If you’ve been in the smoking/burning quad situation with CF, then you have learnt all the lessons you’ll ever need to learn :smile: :wink:

TBS did do one of their early combined frame/distribution boards in CF and used embedded/resin covered traces but was very easy to crack traces with even a tiny amount of flex. So it would work on the ground, would work in the air, then you went full throttle and it fell out of the sky.

Even Tarot’s “100% CF” frame kits use a FR4/G10 board as their combined frame/power distribution boards. But that is Chinese marketing for you. :smile:

I’m like you, I like combined frames and power/signal distribution but I’ve gone back to separate systems now purely because of all the problems with them. Good old independent PDBs for me and wiring looms again. Just makes replacing a frame so much easier and cheaper.

It’s why I like the idea of multiple, flat thin sections to build up the frame thickness with a few bolts holding it all together. if you snap an arm, you only replace that section and your flight controller, FPV gubbins, RX etc. can be left in place. So your arm section then only has the motors and wiring for the motors mounted to them, everything else is on the main chassis. Then takes ten minutes, in the field, to fix a broken arm rather than having to break down the whole thing. I even tend to keep the ESCs inboard now depending on the design.

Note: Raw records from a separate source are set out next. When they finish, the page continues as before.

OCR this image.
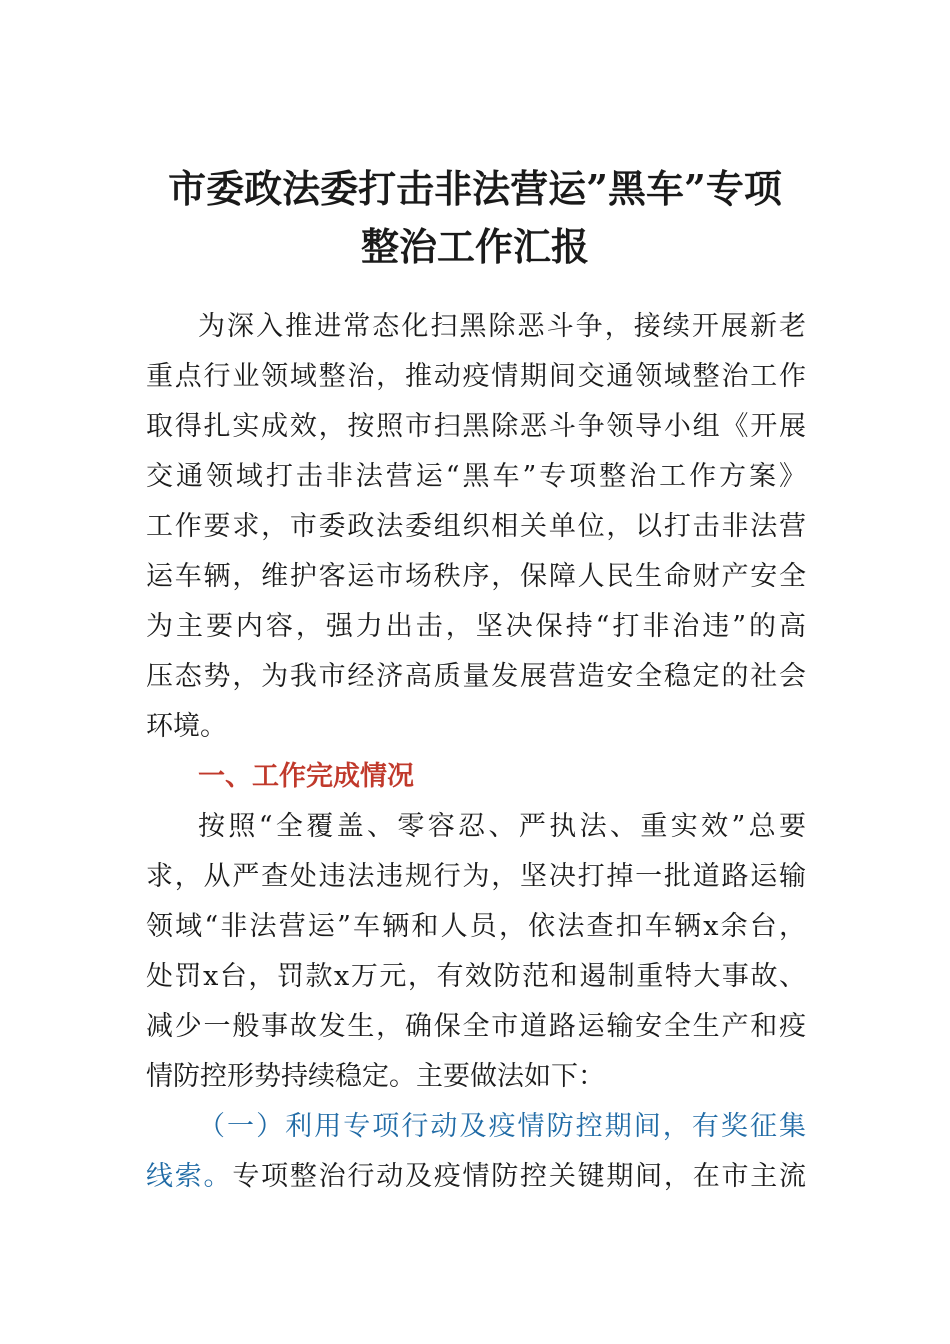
市委政法委打击非法营运”黑车”专项
整治工作汇报
为深入推进常态化扫黑除恶斗争，接续开展新老
重点行业领域整治，推动疫情期间交通领域整治工作
取得扎实成效，按照市扫黑除恶斗争领导小组《开展
交通领域打击非法营运“黑车”专项整治工作方案》
工作要求，市委政法委组织相关单位，以打击非法营
运车辆，维护客运市场秩序，保障人民生命财产安全
为主要内容，强力出击，坚决保持“打非治违”的高
压态势，为我市经济高质量发展营造安全稳定的社会
环境。
一、工作完成情况
按照“全覆盖、零容忍、严执法、重实效”总要
求，从严查处违法违规行为，坚决打掉一批道路运输
领域“非法营运”车辆和人员，依法查扣车辆x余台，
处罚x台，罚款x万元，有效防范和遏制重特大事故、
减少一般事故发生，确保全市道路运输安全生产和疫
情防控形势持续稳定。主要做法如下：
（一）利用专项行动及疫情防控期间，有奖征集
线索。专项整治行动及疫情防控关键期间，在市主流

Incidentally, cutting a PDB is easy on the X-Carve, nice big pads, nice big holes and you end up with exactly the right number of sources you need and the shape you want. My hex uses one I cut on the X-Carve using standard single sided FR4 circuit board blank and that can theoretically pull 130 amps (although never gets close) and I’ve never had any problems and that has close to 50 hours flying time on it.

One thing I am playing with is to use very thin sheets of materials to build up a full frame and I’m happy to share this although not the actual frame design. So you’d use a thicker sheet of HDPE for your arms and a frame, second sheet of FR4, single copper sided, for your power distribution, then a thin insulating HDPE sheet, then another FR4 copper for signals from the FC to the ESCs and to the FC from the RX. Then another thin, insulting HDPE layer etc. So you end up with basically a laminate (when bolted together) which is strong and light but also with minimal wiring, has bays for the expensive electronics to protect them and the whole thing rebuildable in the field. A best of both worlds, sort of.